Fire Department officials are applying for grant funding from Federal Emergency Management Agency and Georgia Emergency Management Agency to purchase more tornado sirens and weather radios for the county.

"We have two emergency tornado sirens in Catoosa County," said Quinn. "One is located at Ringgold's Fire Station No. 1, and one is on the property of Lakeview-Fort Oglethorpe High School. We are definitely in favor of citizens purchasing weather radios."

In the aftermath of the April 27 tornado, local firefighters along with 80 agencies from Georgia Mutual Aid assisted in recovering 30 injured citizens and eight fatally wounded in Catoosa County. Nichols said citizens should pay attention to weather reports and buy weather radios to program for Catoosa County updates.
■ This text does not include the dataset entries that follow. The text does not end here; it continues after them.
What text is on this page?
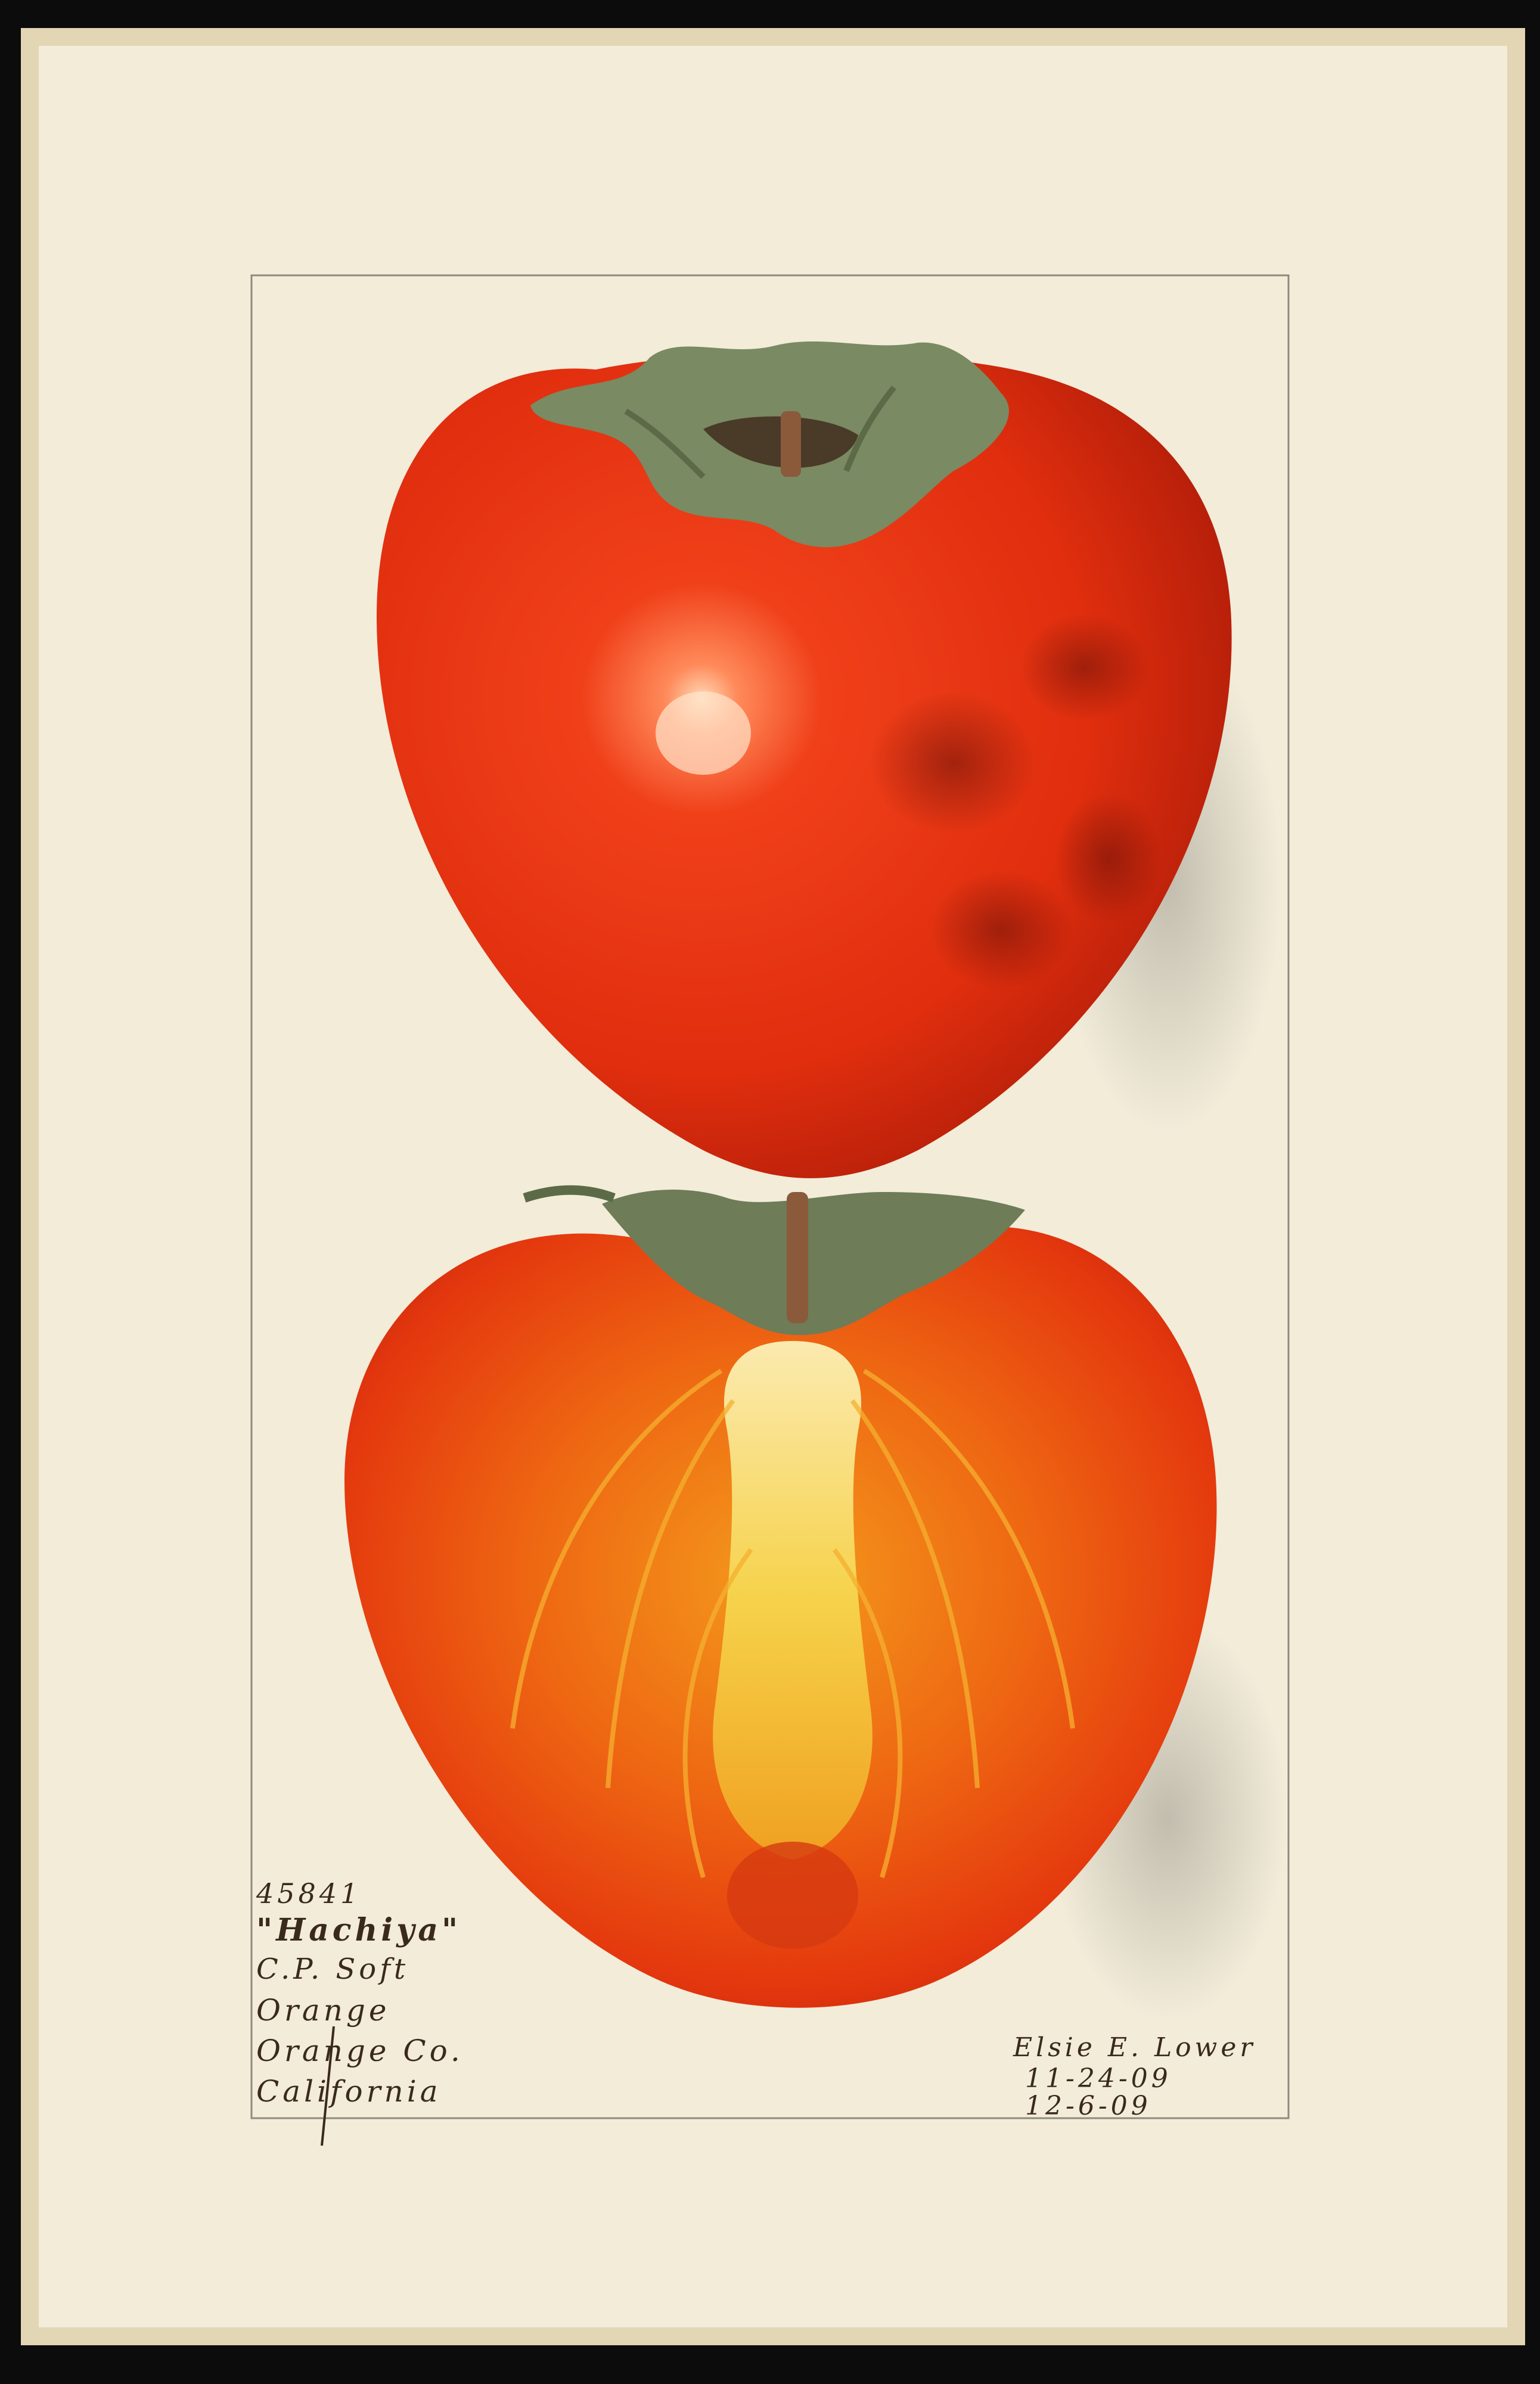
45841
"Hachiya"
C.P. Soft
Orange
Orange Co.
California
Elsie E. Lower
11-24-09
12-6-09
He said emergency sirens are used to alert people outdoors to take cover but are limited in the siren's ability to penetrate structures.

"A study should be done to see where emergency sirens would be the most effective in the county," said Nichols. "It would require a number of sirens in a small geographic area [due to topography limiting the sound]."
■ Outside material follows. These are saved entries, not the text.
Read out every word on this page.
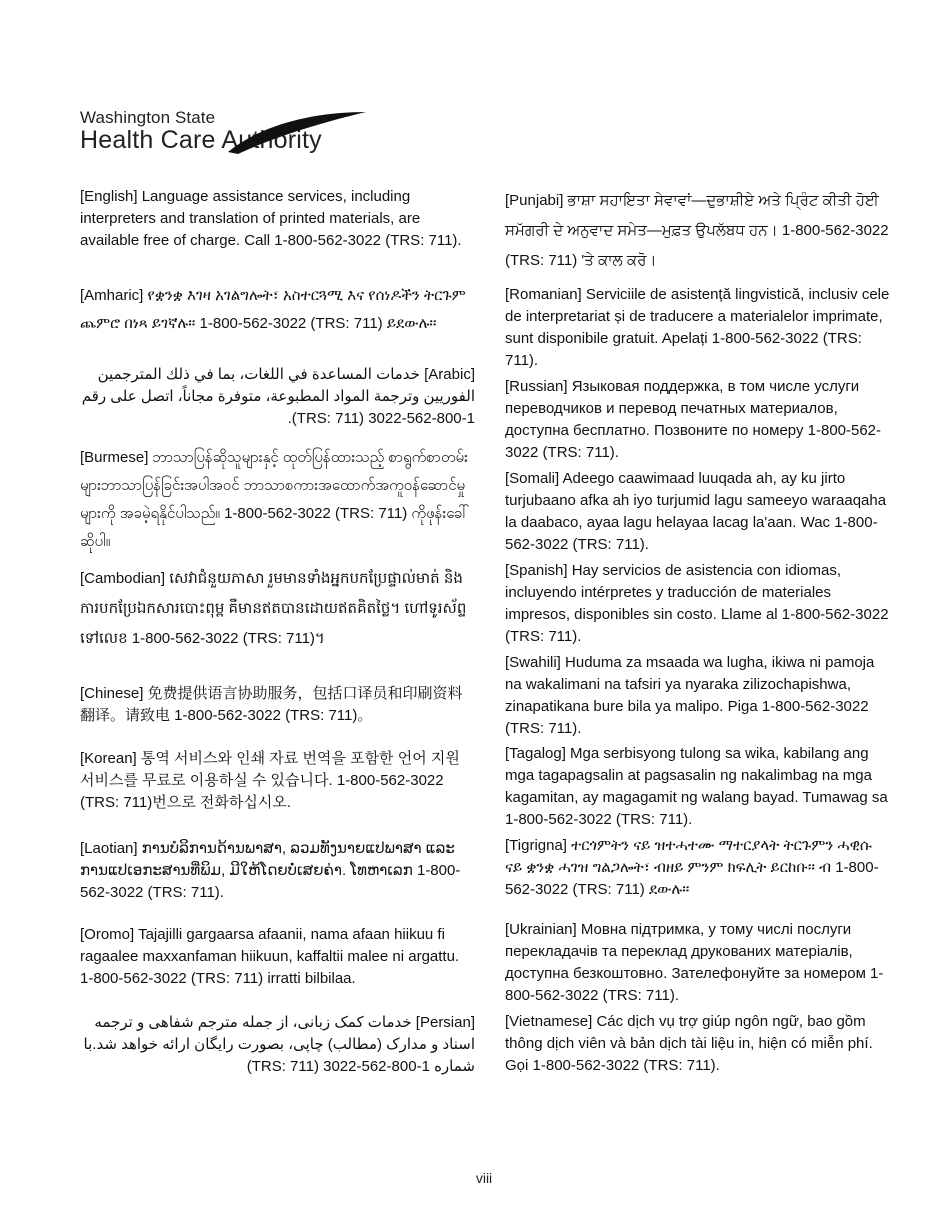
Washington State
Health Care Authority
[English] Language assistance services, including interpreters and translation of printed materials, are available free of charge. Call 1-800-562-3022 (TRS: 711).
[Amharic] የቋንቋ እገዛ አገልግሎት፣ አስተርጓሚ እና የሰነዶችን ትርጉም ጨምሮ በነጻ ይገኛሉ፡፡ 1-800-562-3022 (TRS: 711) ይደውሉ፡፡
[Arabic] خدمات المساعدة في اللغات، بما في ذلك المترجمين الفوريين وترجمة المواد المطبوعة، متوفرة مجاناً، اتصل على رقم 1-800-562-3022 (TRS: 711).
[Burmese] ဘာသာပြန်ဆိုသူများနှင့် ထုတ်ပြန်ထားသည့် စာရွက်စာတမ်းများဘာသာပြန်ခြင်းအပါအဝင် ဘာသာစကားအထောက်အကူဝန်ဆောင်မှုများကို အခမဲ့ရနိုင်ပါသည်။ 1-800-562-3022 (TRS: 711) ကိုဖုန်းခေါ်ဆိုပါ။
[Cambodian] សេវាជំនួយភាសា រួមមានទាំងអ្នកបកប្រែផ្ទាល់មាត់ និង ការបកប្រែឯកសារបោះពុម្ព គឺមានឥតបានដោយឥតគិតថ្លៃ។ ហៅទូរស័ព្ទទៅលេខ 1-800-562-3022 (TRS: 711)។
[Chinese] 免费提供语言协助服务，包括口译员和印刷资料翻译。请致电 1-800-562-3022 (TRS: 711)。
[Korean] 통역 서비스와 인쇄 자료 번역을 포함한 언어 지원 서비스를 무료로 이용하실 수 있습니다. 1-800-562-3022 (TRS: 711)번으로 전화하십시오.
[Laotian] ການບໍລິການດ້ານພາສາ, ລວມທັງນາຍແປພາສາ ແລະ ການແປເອກະສານທີ່ພິມ, ມີໃຫ້ໂດຍບໍ່ເສຍຄ່າ. ໂທຫາເລກ 1-800-562-3022 (TRS: 711).
[Oromo] Tajajilli gargaarsa afaanii, nama afaan hiikuu fi ragaalee maxxanfaman hiikuun, kaffaltii malee ni argattu. 1-800-562-3022 (TRS: 711) irratti bilbilaa.
[Persian] خدمات کمک زبانی، از جمله مترجم شفاهی و ترجمه اسناد و مدارک (مطالب) چاپی، بصورت رایگان ارائه خواهد شد.با شماره 1-800-562-3022 (TRS: 711)
[Punjabi] ਭਾਸ਼ਾ ਸਹਾਇਤਾ ਸੇਵਾਵਾਂ—ਦੁਭਾਸ਼ੀਏ ਅਤੇ ਪ੍ਰਿੰਟ ਕੀਤੀ ਹੋਈ ਸਮੱਗਰੀ ਦੇ ਅਨੁਵਾਦ ਸਮੇਤ—ਮੁਫ਼ਤ ਉਪਲੱਬਧ ਹਨ। 1-800-562-3022 (TRS: 711) 'ਤੇ ਕਾਲ ਕਰੋ।
[Romanian] Serviciile de asistență lingvistică, inclusiv cele de interpretariat și de traducere a materialelor imprimate, sunt disponibile gratuit. Apelați 1-800-562-3022 (TRS: 711).
[Russian] Языковая поддержка, в том числе услуги переводчиков и перевод печатных материалов, доступна бесплатно. Позвоните по номеру 1-800-562-3022 (TRS: 711).
[Somali] Adeego caawimaad luuqada ah, ay ku jirto turjubaano afka ah iyo turjumid lagu sameeyo waraaqaha la daabaco, ayaa lagu helayaa lacag la'aan. Wac 1-800-562-3022 (TRS: 711).
[Spanish] Hay servicios de asistencia con idiomas, incluyendo intérpretes y traducción de materiales impresos, disponibles sin costo. Llame al 1-800-562-3022 (TRS: 711).
[Swahili] Huduma za msaada wa lugha, ikiwa ni pamoja na wakalimani na tafsiri ya nyaraka zilizochapishwa, zinapatikana bure bila ya malipo. Piga 1-800-562-3022 (TRS: 711).
[Tagalog] Mga serbisyong tulong sa wika, kabilang ang mga tagapagsalin at pagsasalin ng nakalimbag na mga kagamitan, ay magagamit ng walang bayad. Tumawag sa 1-800-562-3022 (TRS: 711).
[Tigrigna] ተርጎምትን ናይ ዝተሓተሙ ማተርያላት ትርጉምን ሓዊሱ ናይ ቋንቋ ሓገዝ ግልጋሎት፣ ብዘይ ምንም ክፍሊት ይርከቡ፡፡ ብ 1-800-562-3022 (TRS: 711) ደውሉ፡፡
[Ukrainian] Мовна підтримка, у тому числі послуги перекладачів та переклад друкованих матеріалів, доступна безкоштовно. Зателефонуйте за номером 1-800-562-3022 (TRS: 711).
[Vietnamese] Các dịch vụ trợ giúp ngôn ngữ, bao gồm thông dịch viên và bản dịch tài liệu in, hiện có miễn phí. Gọi 1-800-562-3022 (TRS: 711).
viii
Every first Saturday of the month at noon the existing tornado sirens at Fire Station No. 1 in Ringgold and at Lakeview-Fort Oglethorpe High School are tested. Firefighters say the sirens are only tested on nice weather days, so that people don't confuse it with an actual tornado alert. Tests are delayed one week in the event of inclement weather and if weather is bad again, then the tests occur one month later.

Quinn and Nichols agree that there is a much greater awareness of severe weather potential in the South following the tornado.

"It will take being prepared," Nichols said. "People can sign up for weather alerts on their cell phones through weather.com."

He said people can also visit ready.ga.gov to see what to do to prepare for tornadoes. He said it details creating a family plan in case of an emergency and putting together a kit of supplies needed in a power outage.

Nichols said the April tornado covered a large geographic area in the county. He said the tornado damage was broken down into three geographic regions including the area west of I-75, Ringgold and Cherokee Valley.

Catoosa County Fire Department officials would like citizens to know that they can continue to apply for Federal Emergency Management Agency funding assistance online at www.fema.gov through June 28. Also firefighters warn citizens that the Georgia Burn Ban is now in effect through October, so no burning will be allowed in Catoosa County. The Georgia Environmental Protection Division issues the burn ban to comply with air pollution controls.